サムシング・グレートとは、具体的なかたちを提示して、断言できるような存在ではありません。大自然の偉大な力ともいえますが、神といってもいいし、仏といってもいいような存在です。とらえ方は自由なのですが、ただ、私たち生命体の大本には何か不思議な力が働いていて、それが私たちを生かしている、私たちはそれによって生かされている、という気持ちを忘れてはいけないと思います。(村上和雄著 『スイッチ・オンの生き方』 致知出版社 p.90)

活元運動を指導し始めて6年余りになるけれども、「活元運動をやると、何がどうなるのですか?」という直接的な質問を受けたことは一度もない。

何だかわからないけれども、お集まりいただいて、手を当て合って、活元運動をして来た。

ところがこの「何だかわからない」というものの中に、生命の働きが内包されている。人の頭でわかるようなものは精々その程度なのだと思ってしまう。

人間が生まれる、ということ一つとってもその活動の実体はほとんどわからない。

一個の生殖細胞がおなかの中で数十兆に膨れ上がり、「その時」になると陣痛がはじまって外界に現れる。

何故そうなるのか、それがわからない。わからないまま、人類創生以来、ひとつも困ることなく命を継いできた。

文明生活はそのわからないものを暴こうとして、生命を捏ね繰り回し、難解にし、調和に抵抗してきた。

調和させよう、させよう、という絶え間ない知的探求が、自然の精妙な均衡を脅かしてきたのだ。

それならば、その「わからないもの」をわからないまま、煥発して、ぐんぐん生きて行く方が都合がいいのではなかろうか。そういう考えが沸いてくるのも自然であろう。

元来、祭りや舞踊、歌にはそういうちからがある。

ただそれには、文化や風土、宗教観、時代性、地域性、いろいろなものが付随してくっついてくる。それらは、相互に対立や矛盾を生む可能性も孕んでいる。

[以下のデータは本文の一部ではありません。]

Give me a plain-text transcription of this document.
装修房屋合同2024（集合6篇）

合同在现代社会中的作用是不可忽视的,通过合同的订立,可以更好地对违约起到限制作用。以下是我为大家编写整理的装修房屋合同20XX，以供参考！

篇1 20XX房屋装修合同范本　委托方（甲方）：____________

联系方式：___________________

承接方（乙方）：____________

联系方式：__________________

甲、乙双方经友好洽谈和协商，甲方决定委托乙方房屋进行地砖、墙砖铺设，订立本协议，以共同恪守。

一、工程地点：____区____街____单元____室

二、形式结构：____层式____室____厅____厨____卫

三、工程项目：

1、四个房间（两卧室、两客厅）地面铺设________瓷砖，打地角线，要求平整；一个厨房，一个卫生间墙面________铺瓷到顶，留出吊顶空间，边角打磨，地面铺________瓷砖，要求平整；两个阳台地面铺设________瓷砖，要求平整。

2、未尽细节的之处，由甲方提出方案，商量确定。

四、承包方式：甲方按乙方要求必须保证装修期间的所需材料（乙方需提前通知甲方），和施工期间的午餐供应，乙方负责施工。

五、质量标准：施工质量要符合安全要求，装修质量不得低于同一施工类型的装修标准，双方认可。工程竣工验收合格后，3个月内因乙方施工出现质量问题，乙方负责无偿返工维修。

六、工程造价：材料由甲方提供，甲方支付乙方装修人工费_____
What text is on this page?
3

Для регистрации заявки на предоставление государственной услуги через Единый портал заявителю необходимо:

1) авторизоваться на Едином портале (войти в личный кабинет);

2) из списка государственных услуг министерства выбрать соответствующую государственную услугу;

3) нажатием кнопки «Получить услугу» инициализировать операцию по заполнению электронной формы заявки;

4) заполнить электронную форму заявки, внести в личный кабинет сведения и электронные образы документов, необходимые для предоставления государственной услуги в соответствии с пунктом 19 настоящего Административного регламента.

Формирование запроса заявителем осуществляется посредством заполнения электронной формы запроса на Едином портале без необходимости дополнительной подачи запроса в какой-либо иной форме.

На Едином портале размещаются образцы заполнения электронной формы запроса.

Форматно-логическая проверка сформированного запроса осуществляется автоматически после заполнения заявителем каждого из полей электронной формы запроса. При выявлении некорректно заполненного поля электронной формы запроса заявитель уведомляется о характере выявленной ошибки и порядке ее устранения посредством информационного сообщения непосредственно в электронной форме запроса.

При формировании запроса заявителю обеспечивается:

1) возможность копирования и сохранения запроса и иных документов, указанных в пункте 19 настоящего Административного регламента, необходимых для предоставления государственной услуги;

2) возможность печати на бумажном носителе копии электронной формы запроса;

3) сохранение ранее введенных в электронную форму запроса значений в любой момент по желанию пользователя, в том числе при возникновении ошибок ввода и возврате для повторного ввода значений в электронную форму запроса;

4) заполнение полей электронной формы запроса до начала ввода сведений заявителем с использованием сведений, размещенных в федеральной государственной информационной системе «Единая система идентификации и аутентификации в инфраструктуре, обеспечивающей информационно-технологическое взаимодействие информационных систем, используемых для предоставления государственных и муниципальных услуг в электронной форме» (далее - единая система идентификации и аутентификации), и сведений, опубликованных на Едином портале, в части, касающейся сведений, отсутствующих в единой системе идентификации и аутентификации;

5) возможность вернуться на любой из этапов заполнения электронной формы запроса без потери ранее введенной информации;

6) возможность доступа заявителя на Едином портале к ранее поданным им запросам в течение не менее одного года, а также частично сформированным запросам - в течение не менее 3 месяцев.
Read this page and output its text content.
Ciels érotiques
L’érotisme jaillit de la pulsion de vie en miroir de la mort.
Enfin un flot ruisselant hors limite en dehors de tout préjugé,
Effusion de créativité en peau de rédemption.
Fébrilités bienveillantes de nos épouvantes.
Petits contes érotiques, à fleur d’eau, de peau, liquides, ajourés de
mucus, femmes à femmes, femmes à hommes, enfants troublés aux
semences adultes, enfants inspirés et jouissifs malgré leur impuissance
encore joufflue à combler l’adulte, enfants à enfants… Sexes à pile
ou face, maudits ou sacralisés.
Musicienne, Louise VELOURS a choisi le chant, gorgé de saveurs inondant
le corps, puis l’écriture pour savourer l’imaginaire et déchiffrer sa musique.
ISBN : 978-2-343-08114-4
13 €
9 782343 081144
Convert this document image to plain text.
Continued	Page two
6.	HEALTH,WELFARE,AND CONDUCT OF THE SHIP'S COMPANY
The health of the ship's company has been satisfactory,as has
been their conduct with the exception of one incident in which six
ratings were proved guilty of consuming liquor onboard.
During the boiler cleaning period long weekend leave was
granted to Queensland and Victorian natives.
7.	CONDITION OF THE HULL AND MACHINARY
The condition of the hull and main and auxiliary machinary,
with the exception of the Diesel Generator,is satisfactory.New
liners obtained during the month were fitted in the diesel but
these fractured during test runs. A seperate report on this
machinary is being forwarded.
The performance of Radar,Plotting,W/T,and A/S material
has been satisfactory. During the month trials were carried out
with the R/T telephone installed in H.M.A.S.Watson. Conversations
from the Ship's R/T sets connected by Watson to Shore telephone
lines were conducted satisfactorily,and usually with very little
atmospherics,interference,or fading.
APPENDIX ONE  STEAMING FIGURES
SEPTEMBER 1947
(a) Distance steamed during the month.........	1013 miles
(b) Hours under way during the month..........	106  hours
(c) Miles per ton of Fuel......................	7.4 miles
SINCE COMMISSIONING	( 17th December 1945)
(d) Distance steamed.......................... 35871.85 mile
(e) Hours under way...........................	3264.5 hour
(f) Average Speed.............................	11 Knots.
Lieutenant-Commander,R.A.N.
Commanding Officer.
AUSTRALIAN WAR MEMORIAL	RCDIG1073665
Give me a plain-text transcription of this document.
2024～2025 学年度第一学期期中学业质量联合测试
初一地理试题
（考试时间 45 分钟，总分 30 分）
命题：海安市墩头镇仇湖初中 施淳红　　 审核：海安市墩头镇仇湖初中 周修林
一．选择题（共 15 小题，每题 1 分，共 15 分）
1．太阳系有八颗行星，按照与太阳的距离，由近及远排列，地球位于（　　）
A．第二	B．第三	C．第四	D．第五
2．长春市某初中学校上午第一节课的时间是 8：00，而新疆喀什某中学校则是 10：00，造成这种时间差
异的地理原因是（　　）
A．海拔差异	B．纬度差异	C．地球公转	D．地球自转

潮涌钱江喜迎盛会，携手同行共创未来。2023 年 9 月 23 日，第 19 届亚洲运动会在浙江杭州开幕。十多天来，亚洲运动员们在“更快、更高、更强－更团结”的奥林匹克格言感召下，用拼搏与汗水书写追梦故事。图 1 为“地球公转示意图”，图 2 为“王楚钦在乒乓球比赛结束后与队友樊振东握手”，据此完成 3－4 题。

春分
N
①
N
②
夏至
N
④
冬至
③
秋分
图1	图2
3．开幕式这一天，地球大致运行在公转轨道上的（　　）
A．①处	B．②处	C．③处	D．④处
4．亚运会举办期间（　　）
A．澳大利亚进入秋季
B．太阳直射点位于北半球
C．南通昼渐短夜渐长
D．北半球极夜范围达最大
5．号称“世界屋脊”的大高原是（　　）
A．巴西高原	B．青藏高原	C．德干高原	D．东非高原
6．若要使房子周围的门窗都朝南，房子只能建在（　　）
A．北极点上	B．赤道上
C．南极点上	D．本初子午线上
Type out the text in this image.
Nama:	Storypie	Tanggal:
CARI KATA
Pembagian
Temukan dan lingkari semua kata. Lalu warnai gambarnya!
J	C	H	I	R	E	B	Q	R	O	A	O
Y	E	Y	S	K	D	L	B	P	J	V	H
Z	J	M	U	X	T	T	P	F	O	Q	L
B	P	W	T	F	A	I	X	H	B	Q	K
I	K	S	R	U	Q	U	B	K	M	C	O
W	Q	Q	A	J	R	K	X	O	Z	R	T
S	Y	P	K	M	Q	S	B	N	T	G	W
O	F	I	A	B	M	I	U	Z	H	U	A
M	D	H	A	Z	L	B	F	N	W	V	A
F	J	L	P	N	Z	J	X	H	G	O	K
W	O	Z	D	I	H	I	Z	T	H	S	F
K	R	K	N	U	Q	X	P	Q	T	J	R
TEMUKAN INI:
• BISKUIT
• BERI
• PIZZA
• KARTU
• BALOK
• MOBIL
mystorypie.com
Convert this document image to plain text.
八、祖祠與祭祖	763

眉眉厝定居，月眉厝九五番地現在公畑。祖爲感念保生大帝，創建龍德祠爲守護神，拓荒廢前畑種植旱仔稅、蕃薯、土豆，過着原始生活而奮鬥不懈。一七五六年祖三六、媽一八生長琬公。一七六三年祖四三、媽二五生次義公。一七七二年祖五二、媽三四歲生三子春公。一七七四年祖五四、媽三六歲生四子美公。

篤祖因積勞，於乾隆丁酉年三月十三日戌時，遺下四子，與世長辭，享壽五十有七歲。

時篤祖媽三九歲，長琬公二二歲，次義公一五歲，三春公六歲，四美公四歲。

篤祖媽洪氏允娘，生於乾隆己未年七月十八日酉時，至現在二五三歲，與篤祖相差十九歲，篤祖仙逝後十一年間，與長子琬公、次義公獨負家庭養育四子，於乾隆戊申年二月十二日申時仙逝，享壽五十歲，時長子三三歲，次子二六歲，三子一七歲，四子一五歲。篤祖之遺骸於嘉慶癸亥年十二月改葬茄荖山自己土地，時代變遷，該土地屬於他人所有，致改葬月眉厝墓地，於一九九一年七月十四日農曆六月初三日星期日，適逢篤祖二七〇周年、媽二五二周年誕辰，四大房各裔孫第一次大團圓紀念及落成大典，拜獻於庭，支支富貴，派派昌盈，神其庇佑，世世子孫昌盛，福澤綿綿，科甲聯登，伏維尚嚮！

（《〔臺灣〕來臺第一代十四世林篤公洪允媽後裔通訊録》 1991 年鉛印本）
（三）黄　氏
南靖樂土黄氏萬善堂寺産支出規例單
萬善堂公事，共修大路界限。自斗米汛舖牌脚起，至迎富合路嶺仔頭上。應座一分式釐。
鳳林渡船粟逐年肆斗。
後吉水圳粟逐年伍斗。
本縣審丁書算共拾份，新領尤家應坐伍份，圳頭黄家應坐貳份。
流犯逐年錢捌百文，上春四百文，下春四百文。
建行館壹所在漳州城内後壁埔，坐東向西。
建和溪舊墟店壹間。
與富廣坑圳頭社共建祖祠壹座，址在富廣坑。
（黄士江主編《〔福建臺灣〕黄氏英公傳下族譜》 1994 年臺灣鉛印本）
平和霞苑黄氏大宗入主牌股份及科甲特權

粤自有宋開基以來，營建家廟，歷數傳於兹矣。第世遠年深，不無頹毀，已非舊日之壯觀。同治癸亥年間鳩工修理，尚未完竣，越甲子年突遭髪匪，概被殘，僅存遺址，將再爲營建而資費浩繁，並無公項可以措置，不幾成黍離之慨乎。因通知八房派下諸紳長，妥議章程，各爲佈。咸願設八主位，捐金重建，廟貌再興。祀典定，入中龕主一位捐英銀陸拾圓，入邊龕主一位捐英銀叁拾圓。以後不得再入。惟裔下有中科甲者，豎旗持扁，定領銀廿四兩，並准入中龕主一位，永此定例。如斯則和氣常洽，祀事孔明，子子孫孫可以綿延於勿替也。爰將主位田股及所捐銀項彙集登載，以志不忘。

人の「考え方」というものには、対立が付きまとうのだ。

そういういっさいの付属物を剥がし、純粋な生理機能に濾過したものが活元運動であると言っていい。

生き物は、生まれた瞬間から、絶えず「そういう風に」動いている。

何故かはわからない。

わからないけれども、わからないことで一つも困らない。

不自由もしない。

知ろうとすれば、わからなくなる。真を求ればたちまち真に背く。

わからないままでいい、というと全てがわかるようにできている。

むずかしいことは一つもない。

五官に任せれば、全てが一度に手に入るではないか。

感じて動く。

生命体とは、感じて動く感動体なのだ。

認識には誤りがある。

感じ方に間違いはない。

神も仏も、みんな、はじめから生命に宿っている。

その光が、そのまま現れるようにすればいい。

そのためにどうすればいいかも、自分のいのちで感ずればわかるようになっている。